If I happened to pause as I went by I could feel a familiarity.
I had never been inside the front gate as far as I knew. My mother had told me to keep away, to not venture inside the gate as bad things had happened there.
When pressed, she would say it was best not spoken about.
The inhabitants of No.18 were a collection of aged sisters. They dressed in black, they shuffled in old age, one was a gardener and was often seen weeding or pruning, another could be seen each Wednesday, on pension day, pulling her shopping cart to the supermarket, head down, ignoring all that surrounded her.

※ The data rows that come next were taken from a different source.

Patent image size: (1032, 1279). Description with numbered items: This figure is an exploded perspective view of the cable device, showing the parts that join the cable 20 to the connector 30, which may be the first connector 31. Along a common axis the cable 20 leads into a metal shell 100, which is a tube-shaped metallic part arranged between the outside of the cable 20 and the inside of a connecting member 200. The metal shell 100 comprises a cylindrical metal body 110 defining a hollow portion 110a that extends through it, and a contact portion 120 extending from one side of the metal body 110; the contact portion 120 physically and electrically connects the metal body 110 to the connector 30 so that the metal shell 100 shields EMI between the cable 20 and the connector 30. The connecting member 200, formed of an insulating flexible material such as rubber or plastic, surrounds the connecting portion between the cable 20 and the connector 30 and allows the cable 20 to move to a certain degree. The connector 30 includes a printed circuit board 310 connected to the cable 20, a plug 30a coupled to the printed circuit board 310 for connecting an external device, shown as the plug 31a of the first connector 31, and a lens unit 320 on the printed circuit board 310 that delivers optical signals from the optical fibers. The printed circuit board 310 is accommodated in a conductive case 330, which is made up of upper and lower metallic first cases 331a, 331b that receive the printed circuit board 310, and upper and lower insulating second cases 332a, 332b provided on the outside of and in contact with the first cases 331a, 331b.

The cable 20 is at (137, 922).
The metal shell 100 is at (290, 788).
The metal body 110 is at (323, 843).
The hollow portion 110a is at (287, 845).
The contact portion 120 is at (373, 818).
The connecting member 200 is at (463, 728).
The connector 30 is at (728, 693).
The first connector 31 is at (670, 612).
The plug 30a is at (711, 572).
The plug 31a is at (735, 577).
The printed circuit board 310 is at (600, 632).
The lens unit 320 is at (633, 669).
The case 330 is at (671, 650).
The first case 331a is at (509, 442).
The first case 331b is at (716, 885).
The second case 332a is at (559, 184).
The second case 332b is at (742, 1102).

On a bright Sunday morning, I found one of the sisters, Miss Florence, out in the street. She looked troubled, disorientated, she signalled for me to help, I ran to tell my mother, it turned out one of the sisters was ill.
I met my mother as she came out, the ambulance had been called, and the ill sister taken away. Mum looked at me and said: “I’m glad you didn’t go in there, it’s not a pleasant place. I’m glad you don’t remember what happened.”
My mother years later told me what had happened. How I had been caught in the house, the sister’s brother was an unpleasant man, he frightened me, wouldn’t let me go home, I must have been terrified as when I was let go, mum called the doctor and dad went and spoke to the brother who protested he was only being friendly.
It explained the feelings I had walking past.